La porte vitrée qui sépare la salle d’attente de la voie ferrée glissa sur ses gonds.

— Les voyageurs pour Yvetot, Rouen, Paris ! cria l’employé.

— Ah ! le train est impitoyable ! dit Max. Bon voyage ! adieu ! ou plutôt, au revoir !

On monta en wagon. Max, derrière la porte refermée, toujours son chien sous le bras, souleva une dernière fois son chapeau ; un coup de cloche, un coup de sifflet, le bruit mat des portières refermées, puis un grincement de roues sous le premier élan de la vapeur ; on est en route.

Lucienne était assise à côté de Jenny qui lui tenait la main ; Adrien était en face d’elle. Ils se regardaient avec un morne abattement, sans se parler.

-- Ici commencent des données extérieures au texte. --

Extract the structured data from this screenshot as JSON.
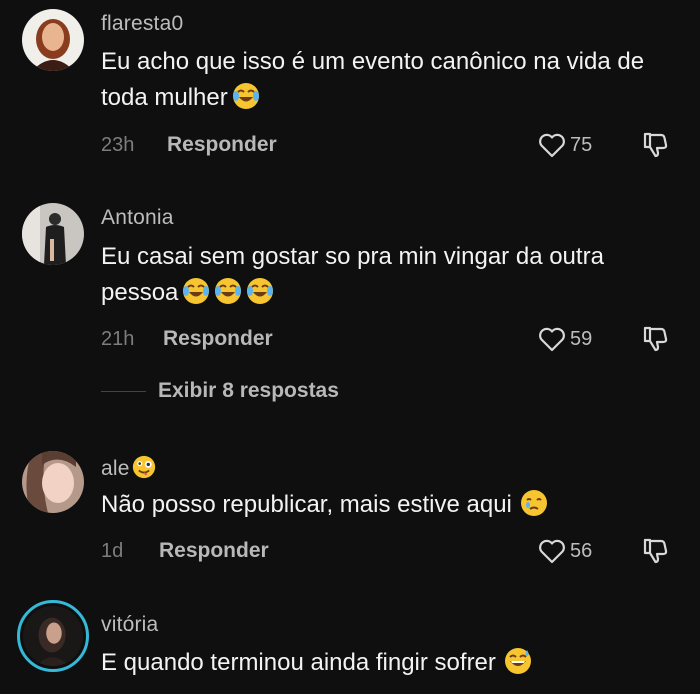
{
  "comments": [
    {
      "username": "flaresta0",
      "text": "Eu acho que isso é um evento canônico na vida de toda mulher",
      "time": "23h",
      "reply_label": "Responder",
      "likes": "75",
      "emojis": [
        "face-with-tears-of-joy"
      ]
    },
    {
      "username": "Antonia",
      "text": "Eu casai sem gostar so pra min vingar da outra pessoa",
      "time": "21h",
      "reply_label": "Responder",
      "likes": "59",
      "emojis": [
        "face-with-tears-of-joy",
        "face-with-tears-of-joy",
        "face-with-tears-of-joy"
      ],
      "view_replies_label": "Exibir 8 respostas"
    },
    {
      "username": "ale",
      "text": "Não posso republicar, mais estive aqui",
      "time": "1d",
      "reply_label": "Responder",
      "likes": "56",
      "emojis": [
        "zany-face",
        "face-holding-back-tears"
      ]
    },
    {
      "username": "vitória",
      "text": "E quando terminou ainda fingir sofrer",
      "emojis": [
        "grinning-face-with-sweat"
      ],
      "has_story_ring": true
    }
  ],
  "colors": {
    "background": "#0f0f10",
    "story_ring": "#35b9d6"
  },
  "icons": [
    "heart-outline-icon",
    "thumbs-down-icon"
  ]
}
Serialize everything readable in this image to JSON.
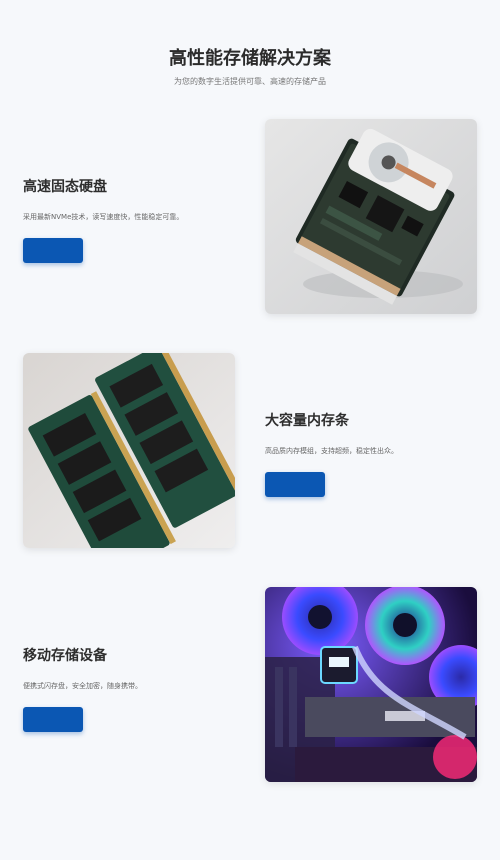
{
  "header": {
    "title": "高性能存储解决方案",
    "subtitle": "为您的数字生活提供可靠、高速的存储产品"
  },
  "products": [
    {
      "title": "高速固态硬盘",
      "description": "采用最新NVMe技术，读写速度快，性能稳定可靠。",
      "button_label": "",
      "image": "hard-drive-photo"
    },
    {
      "title": "大容量内存条",
      "description": "高品质内存模组，支持超频，稳定性出众。",
      "button_label": "",
      "image": "ram-module-photo"
    },
    {
      "title": "移动存储设备",
      "description": "便携式闪存盘，安全加密，随身携带。",
      "button_label": "",
      "image": "rgb-pc-interior-photo"
    }
  ],
  "colors": {
    "background": "#f6f8fb",
    "button": "#0b57b3",
    "title": "#2b2b2b"
  }
}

Dans l’autre coin, madame Després feignait de sommeiller, et M. Provot regardait le paysage à travers la vitre battue par la pluie, pour dissimuler son irritation.

On avait un bon bout de chemin à faire ensemble jusqu’à Rouen. Mais hélas ! avec quelle rapidité le train dévorait l’espace ! on eût dit que la locomotive y mettait de la méchanceté.

— Il a le mors aux dents, ce train ! disait Jenny.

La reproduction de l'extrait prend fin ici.